Newtown anniversary: US schools keep trying wrong fixes to deter school shootings, experts say
It happened after Columbine, after Virginia Tech, and after Newtown, too. After every massacre in a school, Americans grasp at quick cures. Let's install metal detectors and give guns to teachers. Let's crack down on troublemakers, weeding out kids who fit the profile of a gunman. Let's buy bulletproof whiteboards for the students to scurry behind, or train kids to throw erasers or cans of soup at an attacker.
Researchers who study school shootings say the nation has done the wrong things, again and again, to prevent these rare but frightening events. And when more promising measures that address the real causes of school shootings are tried, the money has ridden a rollercoaster, rising a year after a major attack, then falling as memories fade. Only one out of five schools currently gets money for one of the Obama administration's signature programs to reduce school shootings.

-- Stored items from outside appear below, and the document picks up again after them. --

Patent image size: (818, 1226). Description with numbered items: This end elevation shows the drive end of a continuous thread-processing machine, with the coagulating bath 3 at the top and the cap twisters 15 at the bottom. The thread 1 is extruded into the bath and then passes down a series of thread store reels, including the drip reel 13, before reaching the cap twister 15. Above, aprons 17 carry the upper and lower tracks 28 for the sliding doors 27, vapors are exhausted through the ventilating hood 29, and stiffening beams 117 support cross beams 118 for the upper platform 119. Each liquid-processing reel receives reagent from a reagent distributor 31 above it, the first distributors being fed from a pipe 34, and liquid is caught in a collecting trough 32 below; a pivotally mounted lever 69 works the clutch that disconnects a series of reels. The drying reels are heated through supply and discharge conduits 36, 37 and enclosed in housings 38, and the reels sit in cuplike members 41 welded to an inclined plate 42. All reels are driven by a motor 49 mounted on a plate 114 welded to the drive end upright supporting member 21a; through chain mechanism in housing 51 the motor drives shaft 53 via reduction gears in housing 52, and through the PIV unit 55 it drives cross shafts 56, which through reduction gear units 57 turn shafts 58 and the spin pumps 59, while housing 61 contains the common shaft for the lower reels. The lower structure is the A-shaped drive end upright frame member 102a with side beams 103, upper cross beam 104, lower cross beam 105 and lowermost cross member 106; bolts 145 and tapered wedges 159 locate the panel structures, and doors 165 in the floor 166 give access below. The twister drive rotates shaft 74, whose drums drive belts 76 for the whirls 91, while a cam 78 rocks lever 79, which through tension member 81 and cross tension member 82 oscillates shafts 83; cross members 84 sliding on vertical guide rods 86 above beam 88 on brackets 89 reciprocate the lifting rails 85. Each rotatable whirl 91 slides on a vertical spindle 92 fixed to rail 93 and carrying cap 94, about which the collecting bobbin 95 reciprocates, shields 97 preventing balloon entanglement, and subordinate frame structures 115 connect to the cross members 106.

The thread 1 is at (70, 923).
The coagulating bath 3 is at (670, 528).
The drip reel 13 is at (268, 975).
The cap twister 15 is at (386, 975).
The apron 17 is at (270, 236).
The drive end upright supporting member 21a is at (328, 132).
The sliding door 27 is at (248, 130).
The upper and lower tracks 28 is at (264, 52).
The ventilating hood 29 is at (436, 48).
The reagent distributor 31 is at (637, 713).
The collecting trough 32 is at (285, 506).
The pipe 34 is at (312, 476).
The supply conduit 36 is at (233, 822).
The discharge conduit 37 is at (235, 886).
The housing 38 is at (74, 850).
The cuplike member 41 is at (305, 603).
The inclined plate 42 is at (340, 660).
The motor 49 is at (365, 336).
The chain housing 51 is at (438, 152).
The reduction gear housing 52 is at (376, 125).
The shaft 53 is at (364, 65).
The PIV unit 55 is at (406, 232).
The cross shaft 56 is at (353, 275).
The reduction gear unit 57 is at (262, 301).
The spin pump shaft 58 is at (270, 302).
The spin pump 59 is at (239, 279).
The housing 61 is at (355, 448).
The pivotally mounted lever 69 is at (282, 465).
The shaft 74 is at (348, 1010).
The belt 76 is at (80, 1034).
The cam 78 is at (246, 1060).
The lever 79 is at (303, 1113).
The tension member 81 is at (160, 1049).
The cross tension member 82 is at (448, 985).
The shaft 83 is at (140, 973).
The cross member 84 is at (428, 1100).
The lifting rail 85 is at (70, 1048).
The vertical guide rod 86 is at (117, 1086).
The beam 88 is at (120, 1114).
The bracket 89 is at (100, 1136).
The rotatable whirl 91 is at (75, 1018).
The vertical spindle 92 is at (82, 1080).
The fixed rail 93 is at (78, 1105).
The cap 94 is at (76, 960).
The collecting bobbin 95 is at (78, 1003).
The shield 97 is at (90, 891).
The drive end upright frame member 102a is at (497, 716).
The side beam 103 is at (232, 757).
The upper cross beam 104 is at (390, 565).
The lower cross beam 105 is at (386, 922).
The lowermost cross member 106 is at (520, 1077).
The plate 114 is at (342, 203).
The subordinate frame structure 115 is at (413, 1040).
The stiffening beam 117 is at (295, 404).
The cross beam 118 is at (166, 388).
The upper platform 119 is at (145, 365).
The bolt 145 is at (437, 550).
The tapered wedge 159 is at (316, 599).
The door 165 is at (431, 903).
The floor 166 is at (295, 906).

"Many of the school safety and security measures deployed in response to school shootings have little research support," concluded a 2010 research article in Educational Researcher, "What Can Be Done About School Shootings?: A Review of the Evidence." The researchers called the widely adopted policies of zero-tolerance discipline and student profiling "unsound practices."
The problem, the researchers say, is that the nation hasn't paid attention to actual research about how school shootings unfold.